Boomers need to get nest egg started
By Eileen Alt Powell
Associated Press
NEW YORK For many years, Rochelle Beck didn't give much thought to saving for retirement.
Associated Press
A single woman living in Miami, she was busy building her crafts-import business. She was paying a mortgage. She was traveling.
Craft importer Rochelle Beck turned 45 before she realized she had almost no savings. Professional advice helped her get started.
"It really hit me when I turned 45," she said. "I was getting older, and I had almost no savings. Any money I had, I plowed into my business."
It then occurred to her: "I had nothing for my future, and I needed to be responsible for that. I didn't want to be old and poor."

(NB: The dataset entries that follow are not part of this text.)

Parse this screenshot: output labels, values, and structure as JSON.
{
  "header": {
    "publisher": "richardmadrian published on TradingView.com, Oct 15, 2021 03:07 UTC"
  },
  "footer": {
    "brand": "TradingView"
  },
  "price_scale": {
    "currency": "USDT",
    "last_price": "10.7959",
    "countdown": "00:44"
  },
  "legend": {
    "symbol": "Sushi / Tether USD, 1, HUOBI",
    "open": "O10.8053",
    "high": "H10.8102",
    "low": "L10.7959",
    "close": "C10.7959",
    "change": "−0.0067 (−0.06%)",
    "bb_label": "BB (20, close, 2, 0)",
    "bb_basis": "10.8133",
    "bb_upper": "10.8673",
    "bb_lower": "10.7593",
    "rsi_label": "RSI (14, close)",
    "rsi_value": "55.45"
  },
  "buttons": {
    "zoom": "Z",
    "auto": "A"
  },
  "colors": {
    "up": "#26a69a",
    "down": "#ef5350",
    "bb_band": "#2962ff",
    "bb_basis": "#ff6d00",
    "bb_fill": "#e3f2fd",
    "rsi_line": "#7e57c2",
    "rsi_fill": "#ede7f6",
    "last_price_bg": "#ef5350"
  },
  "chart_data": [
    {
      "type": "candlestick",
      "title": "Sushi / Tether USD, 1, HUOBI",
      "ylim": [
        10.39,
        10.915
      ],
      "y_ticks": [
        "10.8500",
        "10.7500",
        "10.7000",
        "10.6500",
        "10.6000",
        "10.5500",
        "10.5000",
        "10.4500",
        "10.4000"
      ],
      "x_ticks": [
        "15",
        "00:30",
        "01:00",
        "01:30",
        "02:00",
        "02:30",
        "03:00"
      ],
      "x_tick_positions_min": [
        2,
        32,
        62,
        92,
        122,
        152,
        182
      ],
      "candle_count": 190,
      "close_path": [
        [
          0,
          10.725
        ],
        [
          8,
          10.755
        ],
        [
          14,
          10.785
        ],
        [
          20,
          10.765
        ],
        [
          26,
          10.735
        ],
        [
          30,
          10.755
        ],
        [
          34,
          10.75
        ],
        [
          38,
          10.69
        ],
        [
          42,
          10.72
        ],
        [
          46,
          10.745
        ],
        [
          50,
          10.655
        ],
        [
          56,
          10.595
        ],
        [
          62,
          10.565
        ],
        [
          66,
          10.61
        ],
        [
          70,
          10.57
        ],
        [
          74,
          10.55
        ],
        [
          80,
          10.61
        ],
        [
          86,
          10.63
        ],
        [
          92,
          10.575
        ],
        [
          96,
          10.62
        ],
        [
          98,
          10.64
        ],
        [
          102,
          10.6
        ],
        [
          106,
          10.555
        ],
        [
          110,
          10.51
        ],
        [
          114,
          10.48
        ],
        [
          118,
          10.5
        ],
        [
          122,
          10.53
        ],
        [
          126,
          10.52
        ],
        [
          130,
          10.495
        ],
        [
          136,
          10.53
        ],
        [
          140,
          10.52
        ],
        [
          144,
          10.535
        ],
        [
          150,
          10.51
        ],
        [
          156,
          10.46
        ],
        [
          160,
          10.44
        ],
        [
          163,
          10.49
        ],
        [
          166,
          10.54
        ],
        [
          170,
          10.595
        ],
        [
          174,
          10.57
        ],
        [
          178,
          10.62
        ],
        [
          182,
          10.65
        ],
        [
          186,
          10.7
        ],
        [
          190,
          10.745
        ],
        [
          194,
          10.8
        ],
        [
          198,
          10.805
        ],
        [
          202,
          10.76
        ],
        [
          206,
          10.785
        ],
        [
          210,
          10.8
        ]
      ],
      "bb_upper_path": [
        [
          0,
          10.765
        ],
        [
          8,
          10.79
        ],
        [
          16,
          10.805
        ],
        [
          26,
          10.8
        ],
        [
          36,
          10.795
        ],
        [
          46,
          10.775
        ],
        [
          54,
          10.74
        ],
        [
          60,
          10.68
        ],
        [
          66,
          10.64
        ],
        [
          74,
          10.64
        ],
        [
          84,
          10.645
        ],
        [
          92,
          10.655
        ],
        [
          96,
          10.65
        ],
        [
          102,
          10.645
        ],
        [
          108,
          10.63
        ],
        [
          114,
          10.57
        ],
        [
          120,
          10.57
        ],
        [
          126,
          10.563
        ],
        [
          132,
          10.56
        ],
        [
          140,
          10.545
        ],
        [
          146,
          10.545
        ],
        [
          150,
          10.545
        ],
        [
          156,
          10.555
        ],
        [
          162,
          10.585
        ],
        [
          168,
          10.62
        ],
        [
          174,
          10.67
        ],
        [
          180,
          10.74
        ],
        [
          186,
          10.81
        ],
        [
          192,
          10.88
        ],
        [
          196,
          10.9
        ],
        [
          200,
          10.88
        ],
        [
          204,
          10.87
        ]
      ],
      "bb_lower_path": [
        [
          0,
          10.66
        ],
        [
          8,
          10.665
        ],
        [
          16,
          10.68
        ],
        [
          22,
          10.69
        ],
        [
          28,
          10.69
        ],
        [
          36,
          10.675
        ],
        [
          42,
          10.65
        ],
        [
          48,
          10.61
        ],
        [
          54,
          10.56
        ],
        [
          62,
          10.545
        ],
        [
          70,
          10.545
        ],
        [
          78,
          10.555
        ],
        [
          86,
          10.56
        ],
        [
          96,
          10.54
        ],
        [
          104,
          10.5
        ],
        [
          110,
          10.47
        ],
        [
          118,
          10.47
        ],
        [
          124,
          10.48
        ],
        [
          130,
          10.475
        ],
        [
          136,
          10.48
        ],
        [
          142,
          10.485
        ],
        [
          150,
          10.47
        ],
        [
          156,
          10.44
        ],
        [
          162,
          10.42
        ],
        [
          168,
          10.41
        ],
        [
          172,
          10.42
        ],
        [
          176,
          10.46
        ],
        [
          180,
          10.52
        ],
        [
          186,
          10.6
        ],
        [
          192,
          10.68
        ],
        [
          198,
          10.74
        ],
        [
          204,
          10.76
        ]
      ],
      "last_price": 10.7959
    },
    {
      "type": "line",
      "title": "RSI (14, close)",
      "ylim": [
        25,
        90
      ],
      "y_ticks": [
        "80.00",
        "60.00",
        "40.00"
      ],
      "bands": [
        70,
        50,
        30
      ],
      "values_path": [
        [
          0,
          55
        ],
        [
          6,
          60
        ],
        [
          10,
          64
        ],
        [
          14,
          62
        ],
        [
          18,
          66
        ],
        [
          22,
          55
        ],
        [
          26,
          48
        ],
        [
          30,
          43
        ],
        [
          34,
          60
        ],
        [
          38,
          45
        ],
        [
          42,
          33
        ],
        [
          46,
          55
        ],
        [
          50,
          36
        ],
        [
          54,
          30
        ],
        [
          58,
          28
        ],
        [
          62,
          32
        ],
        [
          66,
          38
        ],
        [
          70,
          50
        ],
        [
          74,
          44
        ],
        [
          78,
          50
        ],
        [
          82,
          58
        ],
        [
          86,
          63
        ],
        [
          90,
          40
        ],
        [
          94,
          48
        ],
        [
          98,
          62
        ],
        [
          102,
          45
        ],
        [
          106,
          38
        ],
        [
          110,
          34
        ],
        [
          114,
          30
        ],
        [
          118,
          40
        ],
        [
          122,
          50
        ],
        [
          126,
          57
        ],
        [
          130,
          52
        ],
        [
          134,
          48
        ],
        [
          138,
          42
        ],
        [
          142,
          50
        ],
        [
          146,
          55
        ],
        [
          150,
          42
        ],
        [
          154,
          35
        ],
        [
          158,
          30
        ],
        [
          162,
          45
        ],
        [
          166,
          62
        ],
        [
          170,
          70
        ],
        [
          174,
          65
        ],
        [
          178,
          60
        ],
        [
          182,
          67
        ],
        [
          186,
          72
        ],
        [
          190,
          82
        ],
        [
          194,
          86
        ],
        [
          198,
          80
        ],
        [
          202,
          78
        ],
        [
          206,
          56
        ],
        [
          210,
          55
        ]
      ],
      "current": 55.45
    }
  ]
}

Many baby boomers haven't yet come to terms with their retirement needs and have a lot of catch-up saving to do. A recent poll by Maritz Research found that one in four Americans aged 35 to 54 has saved less than $5,000 for retirement, and the latest survey by the nonprofit Employee Benefit Research Institute in Washington found that Americans are less confident they'll have enough money to live comfortably in retirement.
Beck sought professional advice to get her retirement savings going. She went to her broker's office, filled out a questionnaire about her goals and "got a lecture on what regular savings and compound interest can do for you."
She started having money transferred automatically every month to an investment account earmarked for her retirement. Now, at 53, she feels confident her future is more secure.
Beck said that because she enjoys work, "I may never retire. But at age 65, I won't have to worry about money."
Scott Bordelon, a financial planner in Covington, La., believes that the problem for many Americans is procrastination when it comes to retirement saving.
"People say, once I pay off my credit-card debt, once I pay for the kids' education, once I get the house paid off, then I'll start saving for retirement," he said. "That's not a good strategy. You need to allocate something to all your goals."
He is an advocate of the "pay yourself first" philosophy: "A lot of people say they'll save whatever is left over at the end of the month. Well, there's never going to be anything left over. You have to save first, then spend what's left."
Bordelon and other experts point out that the new tax law passed by Congress earlier this year contains a number of provisions to encourage boomers to increase their retirement saving.
In addition to raising the contribution limits for 401(k) and 403(b) retirement accounts to $11,000 next year, the legislation will allow Americans 50 and older to invest an additional $1,000. The limit for individual retirement accounts will rise to $3,000, with a $500 catch-up provision for older Americans.
"Clearly, if you have the wherewithal to invest additional dollars, you should do it," said Bob Trinz of RIA, a New York-based provider of tax information to accountants and other tax professionals.
The problem, Trinz pointed out, is that many Americans can't afford to put the maximum into these tax-deferred accounts. "I certainly can't," he admitted. "Not with three kids in college at the same time."
Ellen Hoffman, author of "The Retirement Catch-Up Guide," notes that there are alternatives for boomers who feel they haven't saved enough.
"If you're 30, you skip a meal a week in a restaurant and put that into savings and you've got a good start," Hoffman said. "If you're 50, you face tough decisions and there aren't easy answers."
One possibility is to try to earn more, either by pushing for a raise or changing to a job that pays more and has better benefits, she said. Another is to consider working two or three years longer than intended to keep money coming in and to boost pension benefits.
"Or get a part-time job now. Moonlight. Consult. And save every penny you can," she said.
Hoffman also suggests that boomers start "downsizing" to reduce their money needs now and in the future. That could include moving to a smaller house with lower utility, insurance and maintenance costs.